Bill from LGBTQ lawmakers would turn New York into a transgender haven

New York lawmakers have counted New York among a number of states that this week introduced or announced legislation protecting access to health care and rights for transgender voters.

According to the Human Rights Campaign, 2021 was a record year for anti-transgender legislation. This year is even worse, according to Harry Bronson, a member of the New York State Assembly. More bills have already been passed this year in several states that ban gender-affirming care and that prohibit trans girls from participating in women’s sports teams, among other things.

Bronson joined New York Senator Brad Hoylman in introducing New York’s legislation, which has been characterized as a “trans-refuge” bill.
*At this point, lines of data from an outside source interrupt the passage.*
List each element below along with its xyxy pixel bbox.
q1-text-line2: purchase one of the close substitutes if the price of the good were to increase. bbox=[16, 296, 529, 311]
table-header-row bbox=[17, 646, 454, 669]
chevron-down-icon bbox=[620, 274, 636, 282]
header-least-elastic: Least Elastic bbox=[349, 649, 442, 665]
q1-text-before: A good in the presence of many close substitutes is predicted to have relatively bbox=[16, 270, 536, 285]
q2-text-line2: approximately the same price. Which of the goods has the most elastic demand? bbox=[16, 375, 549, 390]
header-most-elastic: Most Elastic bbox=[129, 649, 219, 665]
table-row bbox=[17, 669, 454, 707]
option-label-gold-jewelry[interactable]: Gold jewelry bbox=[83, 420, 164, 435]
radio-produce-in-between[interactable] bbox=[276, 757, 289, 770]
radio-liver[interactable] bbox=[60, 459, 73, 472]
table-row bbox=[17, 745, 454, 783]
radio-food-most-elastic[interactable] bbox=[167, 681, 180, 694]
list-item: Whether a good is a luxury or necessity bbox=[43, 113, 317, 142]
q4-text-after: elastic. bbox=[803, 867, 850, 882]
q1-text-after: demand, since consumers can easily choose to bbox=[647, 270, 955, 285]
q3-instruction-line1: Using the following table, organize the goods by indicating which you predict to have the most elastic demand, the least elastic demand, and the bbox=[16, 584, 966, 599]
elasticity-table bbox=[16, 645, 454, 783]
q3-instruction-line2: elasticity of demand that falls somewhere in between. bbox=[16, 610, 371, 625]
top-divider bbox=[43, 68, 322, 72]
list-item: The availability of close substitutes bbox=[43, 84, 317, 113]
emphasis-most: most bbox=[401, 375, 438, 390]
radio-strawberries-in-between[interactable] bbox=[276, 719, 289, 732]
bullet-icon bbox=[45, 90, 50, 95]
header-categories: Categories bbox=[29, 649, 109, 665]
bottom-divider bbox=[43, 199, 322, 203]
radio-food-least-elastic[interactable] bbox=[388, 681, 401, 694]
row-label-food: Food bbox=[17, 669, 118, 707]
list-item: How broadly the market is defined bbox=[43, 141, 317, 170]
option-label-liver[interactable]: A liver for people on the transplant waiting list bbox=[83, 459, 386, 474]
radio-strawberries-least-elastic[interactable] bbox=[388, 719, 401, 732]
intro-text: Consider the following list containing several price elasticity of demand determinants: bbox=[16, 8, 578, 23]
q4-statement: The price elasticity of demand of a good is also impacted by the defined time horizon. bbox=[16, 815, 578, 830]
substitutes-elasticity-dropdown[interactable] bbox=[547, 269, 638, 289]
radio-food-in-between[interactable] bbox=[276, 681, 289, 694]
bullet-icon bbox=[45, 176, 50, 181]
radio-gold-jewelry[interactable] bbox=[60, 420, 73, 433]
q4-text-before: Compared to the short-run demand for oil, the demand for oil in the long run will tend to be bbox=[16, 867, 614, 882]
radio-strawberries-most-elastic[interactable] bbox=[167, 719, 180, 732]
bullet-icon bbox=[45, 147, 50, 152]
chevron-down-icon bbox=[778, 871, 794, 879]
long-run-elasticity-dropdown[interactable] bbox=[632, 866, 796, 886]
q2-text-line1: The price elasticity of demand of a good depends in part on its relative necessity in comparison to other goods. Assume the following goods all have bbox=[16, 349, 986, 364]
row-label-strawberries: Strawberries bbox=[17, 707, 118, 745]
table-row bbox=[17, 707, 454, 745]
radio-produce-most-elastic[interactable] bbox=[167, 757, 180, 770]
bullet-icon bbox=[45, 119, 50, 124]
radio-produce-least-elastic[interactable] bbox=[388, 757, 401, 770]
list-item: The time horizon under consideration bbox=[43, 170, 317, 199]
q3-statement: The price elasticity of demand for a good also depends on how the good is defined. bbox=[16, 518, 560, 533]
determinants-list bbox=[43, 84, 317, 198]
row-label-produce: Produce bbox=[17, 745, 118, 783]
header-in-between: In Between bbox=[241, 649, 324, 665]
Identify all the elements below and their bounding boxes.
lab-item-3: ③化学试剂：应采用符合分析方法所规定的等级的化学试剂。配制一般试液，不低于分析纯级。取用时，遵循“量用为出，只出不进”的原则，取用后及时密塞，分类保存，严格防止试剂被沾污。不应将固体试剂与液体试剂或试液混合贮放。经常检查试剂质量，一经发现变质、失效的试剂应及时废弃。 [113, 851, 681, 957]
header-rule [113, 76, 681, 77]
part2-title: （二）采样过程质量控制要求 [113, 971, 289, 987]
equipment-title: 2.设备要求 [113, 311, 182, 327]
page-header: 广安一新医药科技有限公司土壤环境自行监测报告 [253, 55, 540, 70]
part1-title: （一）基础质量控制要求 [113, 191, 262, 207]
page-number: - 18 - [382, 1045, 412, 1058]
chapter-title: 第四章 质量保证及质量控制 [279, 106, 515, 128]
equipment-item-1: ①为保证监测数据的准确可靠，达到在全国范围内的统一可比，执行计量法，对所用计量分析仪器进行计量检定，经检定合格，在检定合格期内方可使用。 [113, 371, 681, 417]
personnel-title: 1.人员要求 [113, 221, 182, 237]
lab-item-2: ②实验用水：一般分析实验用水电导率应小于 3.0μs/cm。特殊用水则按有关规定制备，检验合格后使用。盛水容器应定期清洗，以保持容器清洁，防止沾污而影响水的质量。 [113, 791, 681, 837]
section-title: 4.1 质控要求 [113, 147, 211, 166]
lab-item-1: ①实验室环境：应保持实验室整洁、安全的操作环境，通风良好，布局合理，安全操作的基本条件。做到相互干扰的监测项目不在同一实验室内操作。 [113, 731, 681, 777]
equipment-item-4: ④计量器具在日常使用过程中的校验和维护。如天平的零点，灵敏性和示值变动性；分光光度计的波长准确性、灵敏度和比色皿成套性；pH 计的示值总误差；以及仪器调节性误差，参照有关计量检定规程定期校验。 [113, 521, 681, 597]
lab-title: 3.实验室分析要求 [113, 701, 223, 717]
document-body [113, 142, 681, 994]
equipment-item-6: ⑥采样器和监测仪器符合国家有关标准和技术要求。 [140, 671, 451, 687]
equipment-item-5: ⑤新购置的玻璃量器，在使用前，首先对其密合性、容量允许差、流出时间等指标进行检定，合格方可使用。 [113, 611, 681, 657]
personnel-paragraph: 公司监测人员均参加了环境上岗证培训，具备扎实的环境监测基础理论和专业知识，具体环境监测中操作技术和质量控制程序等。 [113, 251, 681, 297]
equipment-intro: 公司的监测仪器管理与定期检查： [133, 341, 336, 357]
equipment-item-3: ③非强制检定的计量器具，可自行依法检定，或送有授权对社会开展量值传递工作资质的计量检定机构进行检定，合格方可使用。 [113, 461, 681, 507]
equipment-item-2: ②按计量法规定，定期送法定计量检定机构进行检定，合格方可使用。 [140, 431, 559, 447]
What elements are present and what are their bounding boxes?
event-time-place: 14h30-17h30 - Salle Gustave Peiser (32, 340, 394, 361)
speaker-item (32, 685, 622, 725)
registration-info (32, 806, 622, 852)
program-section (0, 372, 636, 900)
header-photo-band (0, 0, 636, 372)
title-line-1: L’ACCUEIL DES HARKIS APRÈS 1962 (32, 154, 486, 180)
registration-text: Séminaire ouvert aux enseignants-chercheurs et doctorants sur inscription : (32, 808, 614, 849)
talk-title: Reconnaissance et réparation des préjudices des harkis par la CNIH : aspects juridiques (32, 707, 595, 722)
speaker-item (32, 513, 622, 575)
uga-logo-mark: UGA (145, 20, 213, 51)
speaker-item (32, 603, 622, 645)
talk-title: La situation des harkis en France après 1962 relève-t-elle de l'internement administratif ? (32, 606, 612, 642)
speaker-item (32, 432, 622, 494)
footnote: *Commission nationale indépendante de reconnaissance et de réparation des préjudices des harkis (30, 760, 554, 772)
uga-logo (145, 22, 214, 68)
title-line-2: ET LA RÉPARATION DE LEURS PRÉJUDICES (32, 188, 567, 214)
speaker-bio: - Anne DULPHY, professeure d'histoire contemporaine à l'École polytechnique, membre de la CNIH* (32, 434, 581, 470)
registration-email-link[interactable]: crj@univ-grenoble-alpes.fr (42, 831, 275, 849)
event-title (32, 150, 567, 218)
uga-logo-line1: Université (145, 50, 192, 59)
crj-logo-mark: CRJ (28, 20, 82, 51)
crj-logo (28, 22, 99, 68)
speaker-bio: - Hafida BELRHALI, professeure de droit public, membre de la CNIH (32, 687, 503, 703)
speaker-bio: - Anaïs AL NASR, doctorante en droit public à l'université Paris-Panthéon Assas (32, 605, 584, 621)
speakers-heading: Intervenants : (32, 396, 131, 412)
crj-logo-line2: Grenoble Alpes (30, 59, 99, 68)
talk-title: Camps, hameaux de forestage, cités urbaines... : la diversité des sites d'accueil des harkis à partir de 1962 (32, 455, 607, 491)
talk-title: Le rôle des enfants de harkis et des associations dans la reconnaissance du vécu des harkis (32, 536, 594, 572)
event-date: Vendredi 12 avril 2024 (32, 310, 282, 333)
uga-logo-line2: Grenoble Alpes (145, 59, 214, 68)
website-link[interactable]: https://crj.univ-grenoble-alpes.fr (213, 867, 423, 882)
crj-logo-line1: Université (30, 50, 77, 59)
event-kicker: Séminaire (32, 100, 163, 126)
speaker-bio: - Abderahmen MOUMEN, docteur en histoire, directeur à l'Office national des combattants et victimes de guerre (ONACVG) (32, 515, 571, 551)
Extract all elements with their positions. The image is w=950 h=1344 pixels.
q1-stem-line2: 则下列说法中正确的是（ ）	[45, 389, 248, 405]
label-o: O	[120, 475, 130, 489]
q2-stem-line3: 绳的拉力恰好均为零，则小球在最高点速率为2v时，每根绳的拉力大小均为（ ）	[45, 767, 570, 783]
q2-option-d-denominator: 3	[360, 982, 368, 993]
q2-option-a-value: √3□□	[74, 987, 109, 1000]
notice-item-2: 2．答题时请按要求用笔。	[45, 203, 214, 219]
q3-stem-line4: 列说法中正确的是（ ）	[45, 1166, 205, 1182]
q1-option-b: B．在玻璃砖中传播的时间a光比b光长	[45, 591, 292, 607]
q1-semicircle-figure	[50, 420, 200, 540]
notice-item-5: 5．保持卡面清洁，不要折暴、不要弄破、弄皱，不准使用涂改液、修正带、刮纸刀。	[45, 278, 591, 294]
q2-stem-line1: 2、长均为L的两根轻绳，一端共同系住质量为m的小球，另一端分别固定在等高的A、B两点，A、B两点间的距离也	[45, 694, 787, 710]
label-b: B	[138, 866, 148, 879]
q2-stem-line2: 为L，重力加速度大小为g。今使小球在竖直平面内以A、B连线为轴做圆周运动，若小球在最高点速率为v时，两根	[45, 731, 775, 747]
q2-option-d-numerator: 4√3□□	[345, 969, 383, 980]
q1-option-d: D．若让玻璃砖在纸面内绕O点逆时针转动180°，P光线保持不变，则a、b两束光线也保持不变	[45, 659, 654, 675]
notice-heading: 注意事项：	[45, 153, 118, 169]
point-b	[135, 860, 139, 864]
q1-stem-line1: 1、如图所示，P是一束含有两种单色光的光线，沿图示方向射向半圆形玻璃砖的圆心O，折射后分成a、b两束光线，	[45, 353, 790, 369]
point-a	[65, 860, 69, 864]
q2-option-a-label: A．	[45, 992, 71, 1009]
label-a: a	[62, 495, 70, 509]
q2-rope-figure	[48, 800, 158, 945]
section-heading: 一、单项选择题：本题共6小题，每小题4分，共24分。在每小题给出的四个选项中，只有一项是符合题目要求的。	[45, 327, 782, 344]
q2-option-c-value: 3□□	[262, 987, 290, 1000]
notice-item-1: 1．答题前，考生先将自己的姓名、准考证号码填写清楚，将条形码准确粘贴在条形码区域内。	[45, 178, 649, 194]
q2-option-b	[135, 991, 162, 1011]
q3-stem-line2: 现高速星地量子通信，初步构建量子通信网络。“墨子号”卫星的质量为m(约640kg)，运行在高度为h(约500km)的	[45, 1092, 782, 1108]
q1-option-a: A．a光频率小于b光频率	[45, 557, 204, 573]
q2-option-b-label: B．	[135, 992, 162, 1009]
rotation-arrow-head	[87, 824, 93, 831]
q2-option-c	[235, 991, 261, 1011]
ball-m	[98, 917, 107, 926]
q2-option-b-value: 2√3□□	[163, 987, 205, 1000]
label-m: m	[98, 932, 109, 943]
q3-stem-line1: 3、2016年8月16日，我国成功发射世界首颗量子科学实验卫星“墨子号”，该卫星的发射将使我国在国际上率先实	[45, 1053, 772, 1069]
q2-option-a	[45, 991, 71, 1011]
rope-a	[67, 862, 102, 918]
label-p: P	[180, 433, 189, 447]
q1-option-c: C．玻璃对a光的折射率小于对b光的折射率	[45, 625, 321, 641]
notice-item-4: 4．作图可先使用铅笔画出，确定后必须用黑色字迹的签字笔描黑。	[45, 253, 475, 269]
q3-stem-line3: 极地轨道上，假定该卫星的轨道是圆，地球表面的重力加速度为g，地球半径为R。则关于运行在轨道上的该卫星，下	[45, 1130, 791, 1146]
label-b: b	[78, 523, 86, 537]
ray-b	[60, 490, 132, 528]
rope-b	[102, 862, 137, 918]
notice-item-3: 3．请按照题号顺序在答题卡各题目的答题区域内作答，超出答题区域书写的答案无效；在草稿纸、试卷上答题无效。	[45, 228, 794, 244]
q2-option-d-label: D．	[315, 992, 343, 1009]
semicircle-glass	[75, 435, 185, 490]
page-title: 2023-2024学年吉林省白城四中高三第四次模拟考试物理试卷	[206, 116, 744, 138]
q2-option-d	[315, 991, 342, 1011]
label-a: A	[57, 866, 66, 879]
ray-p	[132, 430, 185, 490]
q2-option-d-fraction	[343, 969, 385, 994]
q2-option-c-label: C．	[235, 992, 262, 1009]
“As a society, we need to recognize the dignity and humanity inherent in others — especially our trans youth,” Bronson said. “Our Trans Safe Haven legislation will send a strong message that LGBTQ+ rights will always be protected in the Empire State.”

New York is one of three states to have recently introduced a trans-refugee bill, along with California and Minnesota. On May 3, several states passed more anti-trans laws, while 16 other states pledged to bring forward similar legislation.

Tal Moskowitz, 8, below, a transgender child, holds a sign as his parents Faigy Gelbstein, left, and Naomi Moskowitz, top right, of Long Island, hold separate signs during a rally to support transgender youth at Stonewall National Monument, Thursday, February 23, 2017 in New York.

The New York bill prohibits the divorce of parents or guardians of their child because they have allowed their child to receive gender-affirming care. That care includes hormone replacement therapy or puberty blockers, as well as performing medical procedures. According to the Association of American Medical Colleges, gender-confirming surgeries are rarely performed on people under the age of 18.

In Alabama, healthcare providers could be charged as of Sunday with a felony for providing gender-affirming treatment to transgender people under the age of 19. The New York law does the opposite: it would protect caregivers caring for transgender patients from arrest.